There’s a reason Facebook dominates global technology news: At more than 2 billion users, it’s one of a small handful of companies whose impact extends around the world, albeit often in the form of information deserts, mob violence, or unintentionally fueled drug wars. But for all of its imperial reach, Facebook — or Google, or Apple, or Microsoft — doesn’t own global technology and innovation any more than McDonald’s owns food. These companies have an outsize presence, sure, but technology is a local medium as well as a universal one, and it is applied in many different ways around the world. Enter “Developing,” which will cover the global tech stories that are often overshadowed by Silicon Valley.
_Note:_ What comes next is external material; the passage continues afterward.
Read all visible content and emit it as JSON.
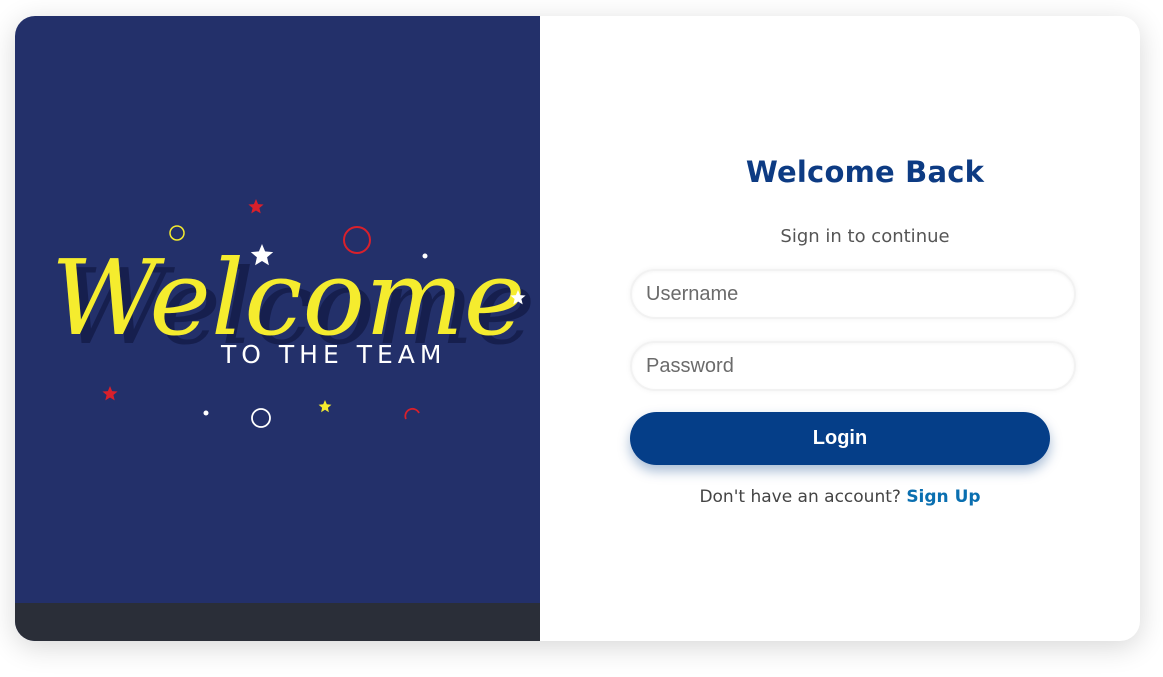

Over the next month, we’ll be exploring the inventive, often low-budget ways technology is being used to help people, like medical drones in rural areas or experiments in artificial intelligence to avoid famine — or in controversial ways, like taxes on social-media use. You’ll read dispatches on non-networked “sneakernets” in central India, mobile mesh networks in Afghanistan, crisis-reporting apps in Cairo, digital mapping of indigenous land in Paraguay, maker spaces in Shenzhen, start-up incubators in Paris, Accra, and Edmonton, and smart city development in Riyadh, to name a few. Also expect Q&As with experts, technologists, and thinkers on global technology, and much more.
Hello, world! And welcome to “Developing.”